相对于许多戏曲编剧来说,罗怀臻所作剧目的成功率是比较高的。他的代表性剧作不仅获得了知识分子的赞誉,也赢得了普通观众的喜爱;不仅在老年戏曲观众中有票房的号召力,在青年大学生中也有一定的知名度。

之所以能够获得这样的成功,主要的原因大约有三点:一、他是个真正的戏曲人,有着与戏曲共存亡的决心,带着纯正的目的,为戏曲的命运进行有力地抗争。二、他是个时代的清醒者,认识到社会的转型将会给戏曲带来新的生命,于是他进行艰辛而不懈地探索。三、丰富的舞台经验与厚实的理论素养使他能在继承和创新上,找到正确的契合点。

观照他的代表性剧目和他的创作之路,有三点经验值得借鉴。

’]一、与时代同行,是剧目创作成功的必备条件

罗怀臻创作的戏曲剧目绝大多数是以古代的生活为题材的,有的是没有历史史实的历史寓言剧,有的则是按照史实来演绎的历史剧,但是不论哪一种类型,他都不是为了反映历史而反映历史,而只是将虚构的历史故事或实有的历史故事,当作他所要表达的对于当下社会的政治、伦理、道德等方面的认识和体现他的戏曲艺术观念的一个载体,目的是折射现实生活,反映时代精神,用戏曲艺术的方式,替广大的人民群众表达他们的心声。

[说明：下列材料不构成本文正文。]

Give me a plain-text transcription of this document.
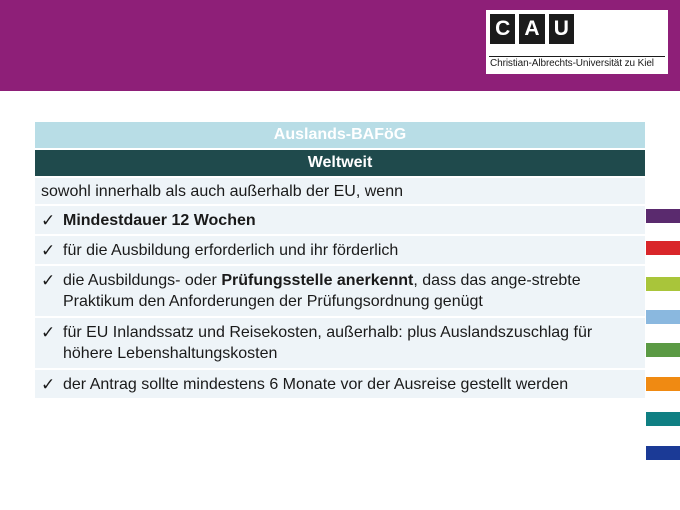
C A U
Christian-Albrechts-Universität zu Kiel
Auslands-BAFöG
Weltweit
sowohl innerhalb als auch außerhalb der EU, wenn
✓ Mindestdauer 12 Wochen
✓ für die Ausbildung erforderlich und ihr förderlich
✓ die Ausbildungs- oder Prüfungsstelle anerkennt, dass das ange-strebte Praktikum den Anforderungen der Prüfungsordnung genügt
✓ für EU Inlandssatz und Reisekosten, außerhalb: plus Auslandszuschlag für höhere Lebenshaltungskosten
✓ der Antrag sollte mindestens 6 Monate vor der Ausreise gestellt werden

《古优传奇》写昏庸的皇帝耽于表面上的“民顺官清逢盛世,笙箫不断乐悠然”的生活,不理政事,不察民情,而宰相、刺史等官僚则千方百计地粉饰太平,欺上压下,严征苛捐杂税,不顾百姓死活。其时的官场已经形成了一个利益共同体,上下勾结,沆瀣一气,是凡不与他们同流合污的,自甘清贫的,坚持为官操守的如知县、太史公等一二清官,则无安身立命之地,不是被他们暗杀,就是被他们诬陷。[43]这在官场腐败风气弥漫、许多官员醉心于政绩工程、因圈地而导致官民之间的矛盾不断出现的今天,人们观看此戏,一定会由这一发生在“唐代之前”的故事而联想到现实;会由太史公的“巍巍大业,锦绣河山,岂能毁于你们这帮奸贼之手”的怒斥,而激起强烈的共鸣;会由优人笑伶仃巧借太后权威,让奸贼将其谎报民情、盘剥百姓、谋杀朝臣的罪恶一一招供出来,并被处以极刑的结果,而大快其心。有一些剧作家的作品,也关心现实,也有时代的吁求,但他们所吁求的是民主政治,是人权,诚然,民主政治、人权等,确实也是社会需要面对的问题,是社会发展过程中必须要解决的问题,但是,对于广大的普通民众来说,目前他们最关心的不是民主政治和人权等诸问题,而是如何能够有一个良好而和谐的生存环境,有饭吃,有房住,上得起学,看得起病。民主政治和人权当然是好的,但那仅是一个美丽的蓝图,远水不解近渴,怎么会对它们产生兴趣?为什么有些剧目能够得到知识分子的热捧,却得不到普通民众的认可,其原因就在这里。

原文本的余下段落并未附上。